16.11.12

Les désorientés – Amin Maalouf



Superbe titre à double sens que celui donné au dernier très beau roman de l’Académicien Amin Maalouf.

Sans jamais citer le nom du pays dont il est question tout au long du roman mais dont on comprend, par élimination et déduction, qu’il s’agit indiscutablement du Liban, Amin Maalouf nous interpelle sur la pertinence des stratégies mises en place par chacune et chacun de nous face à la survenue d’une guerre qui n’en finit plus, qui tantôt se clame pour éclater violemment ensuite, les amis d’hier devenant soudainement les ennemis d’aujourd’hui au nom de la religion, du dogme ou simplement par le jeu d’alliances aussi mouvantes que peu sûres.

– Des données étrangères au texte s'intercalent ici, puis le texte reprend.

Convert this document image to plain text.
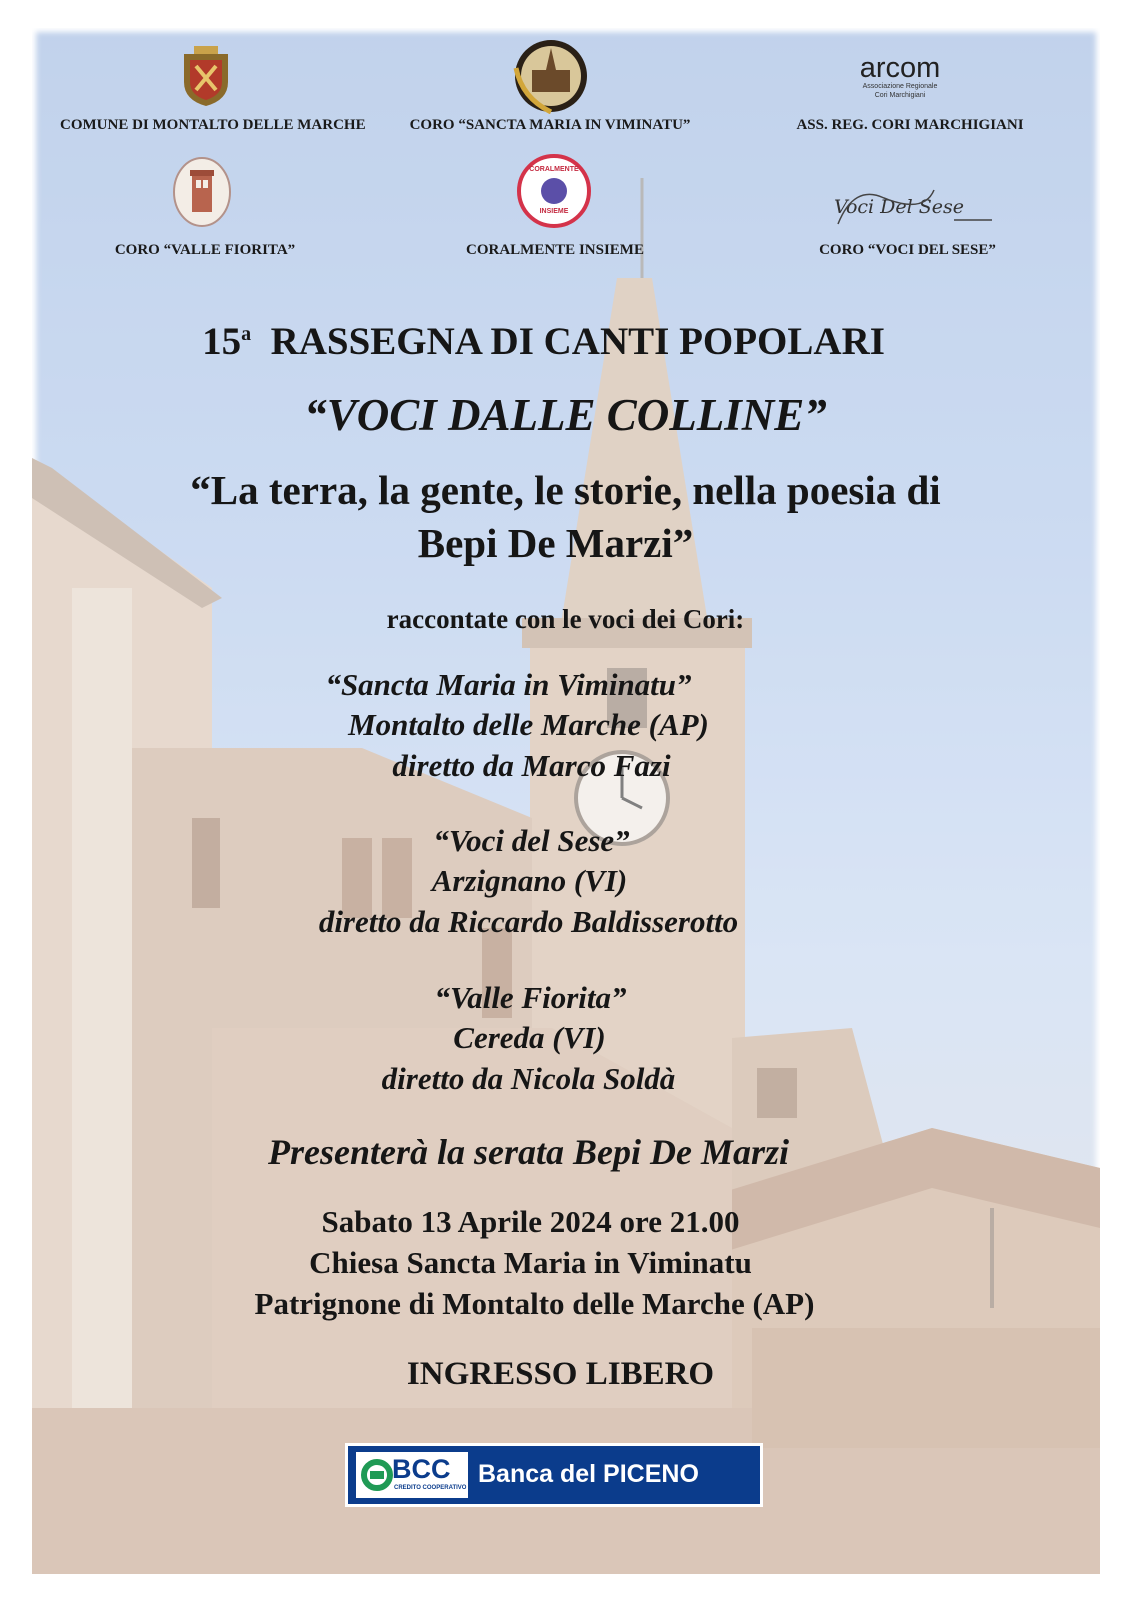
COMUNE DI MONTALTO DELLE MARCHE	CORO “SANCTA MARIA IN VIMINATU”
arcom
Associazione Regionale
Cori Marchigiani
ASS. REG. CORI MARCHIGIANI
CORO “VALLE FIORITA”
CORALMENTE
INSIEME
CORALMENTE INSIEME
Voci Del Sese
CORO “VOCI DEL SESE”
15$^a$ RASSEGNA DI CANTI POPOLARI
“VOCI DALLE COLLINE”
“La terra, la gente, le storie, nella poesia di
Bepi De Marzi”
raccontate con le voci dei Cori:
“Sancta Maria in Viminatu”
Montalto delle Marche (AP)
diretto da Marco Fazi
“Voci del Sese”
Arzignano (VI)
diretto da Riccardo Baldisserotto
“Valle Fiorita”
Cereda (VI)
diretto da Nicola Soldà
Presenterà la serata Bepi De Marzi
Sabato 13 Aprile 2024 ore 21.00
Chiesa Sancta Maria in Viminatu
Patrignone di Montalto delle Marche (AP)
INGRESSO LIBERO
BCC
CREDITO COOPERATIVO Banca del PICENO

Désorientés sont les membres de cette bande d’amis. Ils se sont connus sur les bancs de l’Université où ils formèrent un groupe brillant, toujours prêt à discuter de tout, à philosopher brillamment. Ils étaient Chrétiens, Juifs ou Arabes et vivaient en parfaite harmonie dans une société qui se croyait un havre de paix et de démocratie dans un Moyen-Orient pourtant déstabilisé. Et puis la guerre survint et, avec elle, la première victime dans leur petit groupe et l’enlèvement d’un autre.

Du coup, tout bascula très vite et chacun prit une voix qui lui fut propre. Beaucoup émigrèrent en France, aux Etats-Unis, au Brésil. Certains restairent pour se radicaliser, se cacher ou pactiser avec le diable.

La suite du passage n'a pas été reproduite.